Home » Introduction » Calculate the median in R

# Calculate the median in R ## Median of a discrete variable

To calculate the median of a set of observations we can use the median function. Consider the following vector:

data <- c(126, 52, 133, 104, 115, 67, 57, 83, 53, 105, 100)

In this case we can see that the median of the data is 100:

median(data) # 100

We can check this by sorting the data and seeing that there is the same number of observations at both sides of the median. In this case there are 5 observations on the left and 5 observations on the right.

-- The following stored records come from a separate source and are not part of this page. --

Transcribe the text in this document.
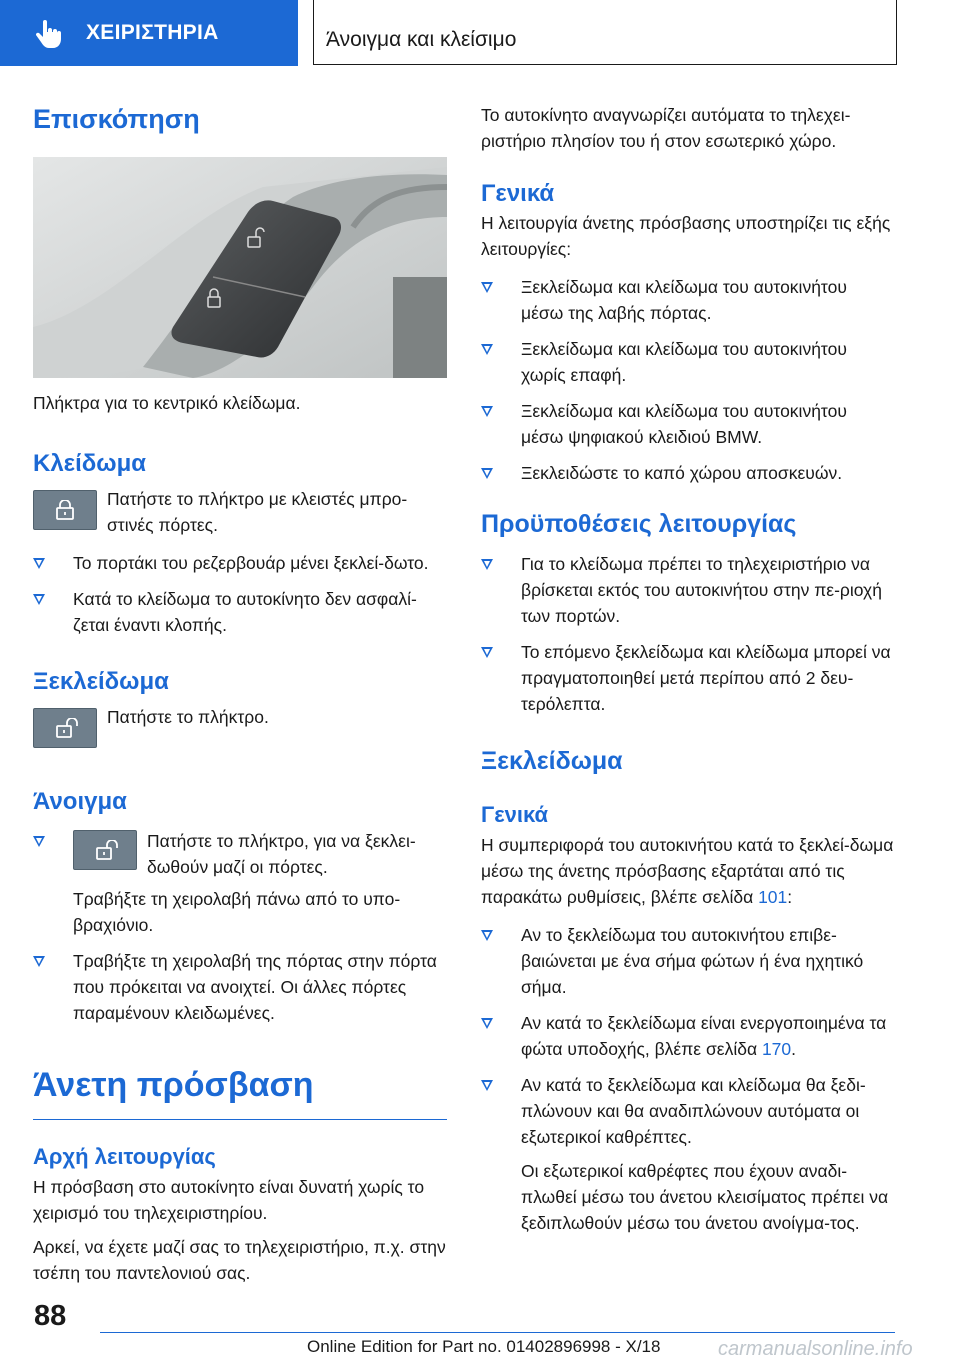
ΧΕΙΡΙΣΤΗΡΙΑ	Άνοιγμα και κλείσιμο
Επισκόπηση

Πλήκτρα για το κεντρικό κλείδωμα.

Κλείδωμα

Πατήστε το πλήκτρο με κλειστές μπρο‐στινές πόρτες.

Το πορτάκι του ρεζερβουάρ μένει ξεκλεί‐δωτο.
Κατά το κλείδωμα το αυτοκίνητο δεν ασφαλί‐ζεται έναντι κλοπής.
Ξεκλείδωμα

Πατήστε το πλήκτρο.

Άνοιγμα

Πατήστε το πλήκτρο, για να ξεκλει‐δωθούν μαζί οι πόρτες.

Τραβήξτε τη χειρολαβή πάνω από το υπο‐βραχιόνιο.

Τραβήξτε τη χειρολαβή της πόρτας στην πόρτα που πρόκειται να ανοιχτεί. Οι άλλες πόρτες παραμένουν κλειδωμένες.
Άνετη πρόσβαση
Αρχή λειτουργίας

Η πρόσβαση στο αυτοκίνητο είναι δυνατή χωρίς το χειρισμό του τηλεχειριστηρίου.

Αρκεί, να έχετε μαζί σας το τηλεχειριστήριο, π.χ. στην τσέπη του παντελονιού σας.

Το αυτοκίνητο αναγνωρίζει αυτόματα το τηλεχει‐ριστήριο πλησίον του ή στον εσωτερικό χώρο.

Γενικά

Η λειτουργία άνετης πρόσβασης υποστηρίζει τις εξής λειτουργίες:

Ξεκλείδωμα και κλείδωμα του αυτοκινήτου μέσω της λαβής πόρτας.
Ξεκλείδωμα και κλείδωμα του αυτοκινήτου χωρίς επαφή.
Ξεκλείδωμα και κλείδωμα του αυτοκινήτου μέσω ψηφιακού κλειδιού BMW.
Ξεκλειδώστε το καπό χώρου αποσκευών.
Προϋποθέσεις λειτουργίας
Για το κλείδωμα πρέπει το τηλεχειριστήριο να βρίσκεται εκτός του αυτοκινήτου στην πε‐ριοχή των πορτών.
Το επόμενο ξεκλείδωμα και κλείδωμα μπορεί να πραγματοποιηθεί μετά περίπου από 2 δευ‐τερόλεπτα.
Ξεκλείδωμα
Γενικά

Η συμπεριφορά του αυτοκινήτου κατά το ξεκλεί‐δωμα μέσω της άνετης πρόσβασης εξαρτάται από τις παρακάτω ρυθμίσεις, βλέπε σελίδα 101:

Αν το ξεκλείδωμα του αυτοκινήτου επιβε‐βαιώνεται με ένα σήμα φώτων ή ένα ηχητικό σήμα.
Αν κατά το ξεκλείδωμα είναι ενεργοποιημένα τα φώτα υποδοχής, βλέπε σελίδα 170.
Αν κατά το ξεκλείδωμα και κλείδωμα θα ξεδι‐πλώνουν και θα αναδιπλώνουν αυτόματα οι εξωτερικοί καθρέπτες.

Οι εξωτερικοί καθρέφτες που έχουν αναδι‐πλωθεί μέσω του άνετου κλεισίματος πρέπει να ξεδιπλωθούν μέσω του άνετου ανοίγμα‐τος.

88
Online Edition for Part no. 01402896998 - X/18	carmanualsonline.info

plot(1, 1, type = "n", axes = FALSE, ann = FALSE,
xlim = c(0, 11), ylim = c(0, 1))
text(c(1:11), rep(0.5, 10), as.character(sort(data)))
rect(xleft = 5.6, ybottom = 0.45, xright = 6.4, ytop = 0.55, border = 2)
arrows(x0 = 0.7, y0 = 0.4, x1 = 5, code = 3, length = 0.15)
arrows(x0 = 7, y0 = 0.4, x1 = 11, code = 3, length = 0.15)
text(c(3, 9), 0.35, "5")

Note that if the number of observations is odd, the median will be calculated as the average of the two central values. Consider the same data as before except for the last observation:

data2 <- c(126, 52, 133, 104, 115, 67, 57, 83, 53, 105)

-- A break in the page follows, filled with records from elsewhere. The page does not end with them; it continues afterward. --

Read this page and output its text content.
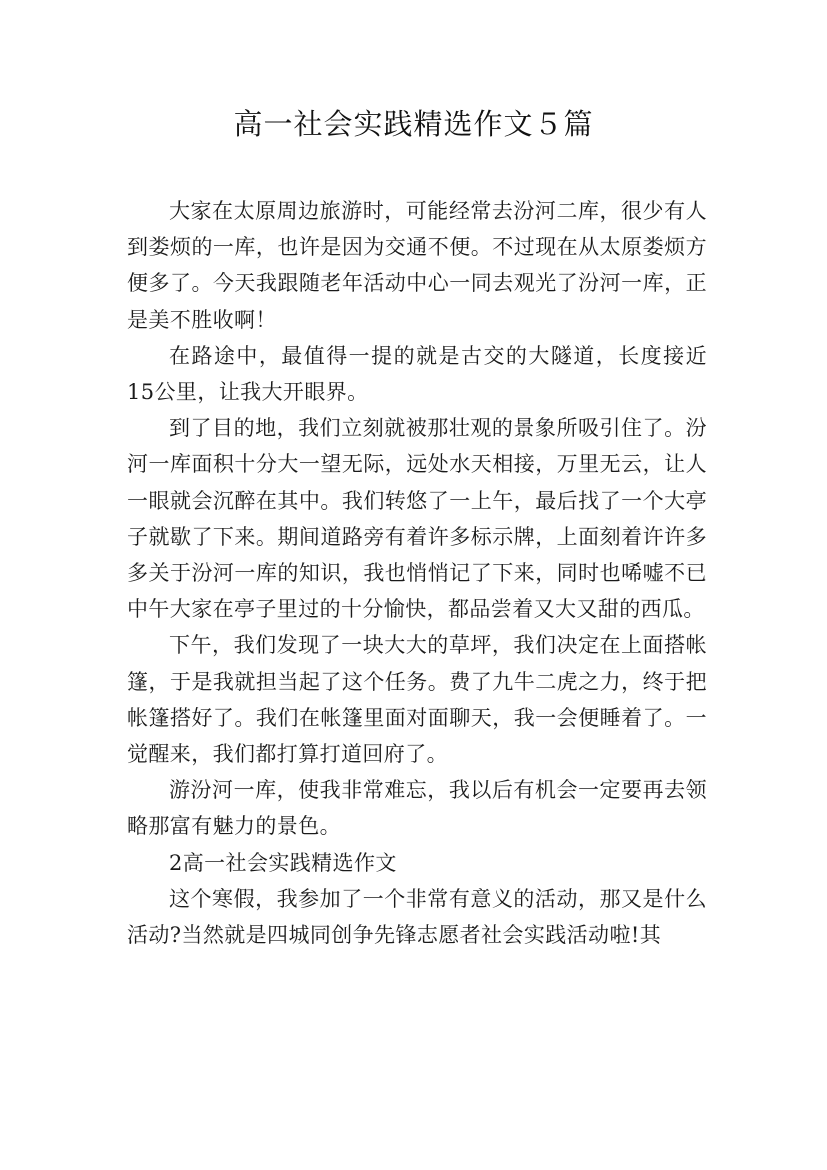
高一社会实践精选作文５篇

大家在太原周边旅游时，可能经常去汾河二库，很少有人到娄烦的一库，也许是因为交通不便。不过现在从太原娄烦方便多了。今天我跟随老年活动中心一同去观光了汾河一库，正是美不胜收啊！

在路途中，最值得一提的就是古交的大隧道，长度接近15公里，让我大开眼界。

到了目的地，我们立刻就被那壮观的景象所吸引住了。汾河一库面积十分大一望无际，远处水天相接，万里无云，让人一眼就会沉醉在其中。我们转悠了一上午，最后找了一个大亭子就歇了下来。期间道路旁有着许多标示牌，上面刻着许许多多关于汾河一库的知识，我也悄悄记了下来，同时也唏嘘不已中午大家在亭子里过的十分愉快，都品尝着又大又甜的西瓜。

下午，我们发现了一块大大的草坪，我们决定在上面搭帐篷，于是我就担当起了这个任务。费了九牛二虎之力，终于把帐篷搭好了。我们在帐篷里面对面聊天，我一会便睡着了。一觉醒来，我们都打算打道回府了。

游汾河一库，使我非常难忘，我以后有机会一定要再去领略那富有魅力的景色。

2高一社会实践精选作文

这个寒假，我参加了一个非常有意义的活动，那又是什么活动?当然就是四城同创争先锋志愿者社会实践活动啦!其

In this case the median is 93.5:

median(data2) # 93.5

The median corresponds to the average of the values 83 and 104, leaving 4 observations on each side, as illustrated in the following figure:

plot(1, 1, type = "n", axes = T, ann = FALSE,
xlim = c(0, 11), ylim = c(0, 1))
text(c(1:10), rep(0.5, 10), as.character(sort(data2)))
rect(xleft = 4.5, ybottom = 0.45, xright = 6.5, ytop = 0.55, border = 2)
arrows(x0 = 0.7, y0 = 0.4, x1 = 4.25, code = 3, length = 0.15)
arrows(x0 = 6.75, y0 = 0.4, x1 = 10.5, code = 3, length = 0.15)
text(c(2.5, 8.5), 0.35, "4")
text(5.5, 0.6, "mean(c(83, 104)) = 93.5")
If the variable contains NA values you can set the argument na.rm to TRUE to delete them.

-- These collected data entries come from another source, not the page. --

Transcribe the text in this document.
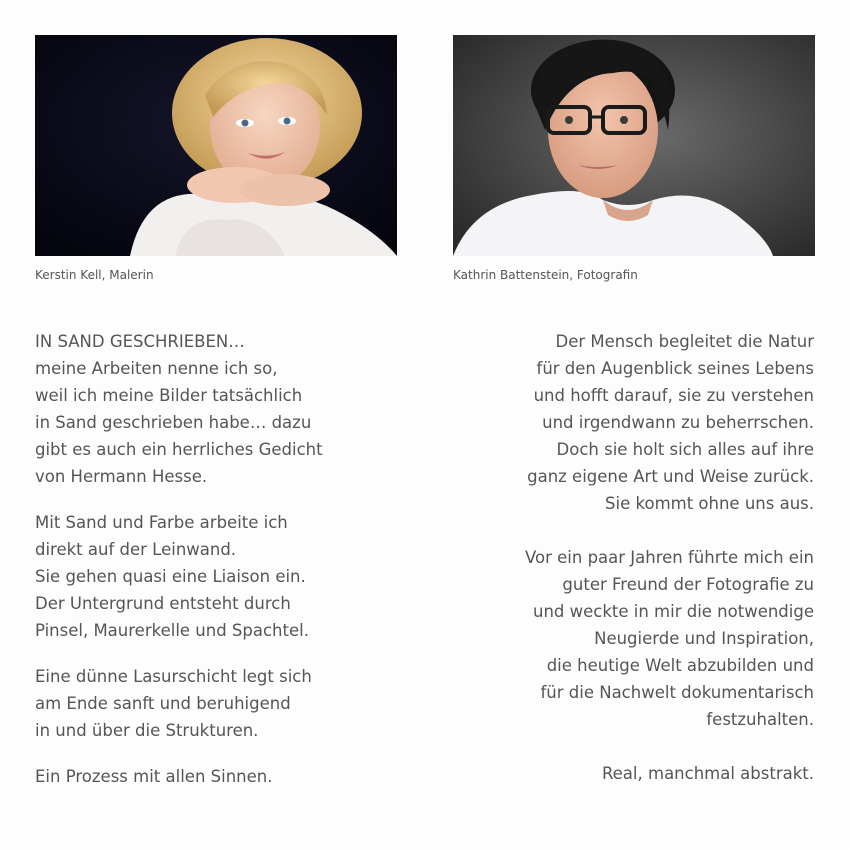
Kerstin Kell, Malerin	Kathrin Battenstein, Fotografin

IN SAND GESCHRIEBEN…
meine Arbeiten nenne ich so,
weil ich meine Bilder tatsächlich
in Sand geschrieben habe… dazu
gibt es auch ein herrliches Gedicht
von Hermann Hesse.

Mit Sand und Farbe arbeite ich
direkt auf der Leinwand.
Sie gehen quasi eine Liaison ein.
Der Untergrund entsteht durch
Pinsel, Maurerkelle und Spachtel.

Eine dünne Lasurschicht legt sich
am Ende sanft und beruhigend
in und über die Strukturen.

Ein Prozess mit allen Sinnen.

Der Mensch begleitet die Natur
für den Augenblick seines Lebens
und hofft darauf, sie zu verstehen
und irgendwann zu beherrschen.
Doch sie holt sich alles auf ihre
ganz eigene Art und Weise zurück.
Sie kommt ohne uns aus.

Vor ein paar Jahren führte mich ein
guter Freund der Fotografie zu
und weckte in mir die notwendige
Neugierde und Inspiration,
die heutige Welt abzubilden und
für die Nachwelt dokumentarisch
festzuhalten.

Real, manchmal abstrakt.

## Median of a continuous variable

If instead of a discrete variable we have a continuous we can also use the median function, but in this case the median is the value that leaves a 50% probability on both sides. Consider the normal distribution with mean 0 and standard deviation 1:

set.seed(1)
data3 <- rnorm(1000)

In this case we see that the median is very close to its theoretical value (as the distribution is symmetric, the mean and median are equal, so the theoretical median is 0).

median(data3) # -0.03532423

## Median by groups in R

Finally, if we have a data set classified by groups we can use the tapply function to calculate the median per group. Take the following data as an example:

set.seed(1)
x <- sample(1:1000, 100)
group <- sample(c("A", "B", "C"), 100, replace = TRUE)
data4 <- data.frame(x, group)

head(data4)
   x    group
1 836     B
2 679     A
3 129     A
4 930     C
5 509     C
6 471     C

We can apply the tapply function to the data frame in the following way:

tapply(data4$x, data4$group, median)
    A     B     C
543.0 524.0 525.5

The output will return the median for each group.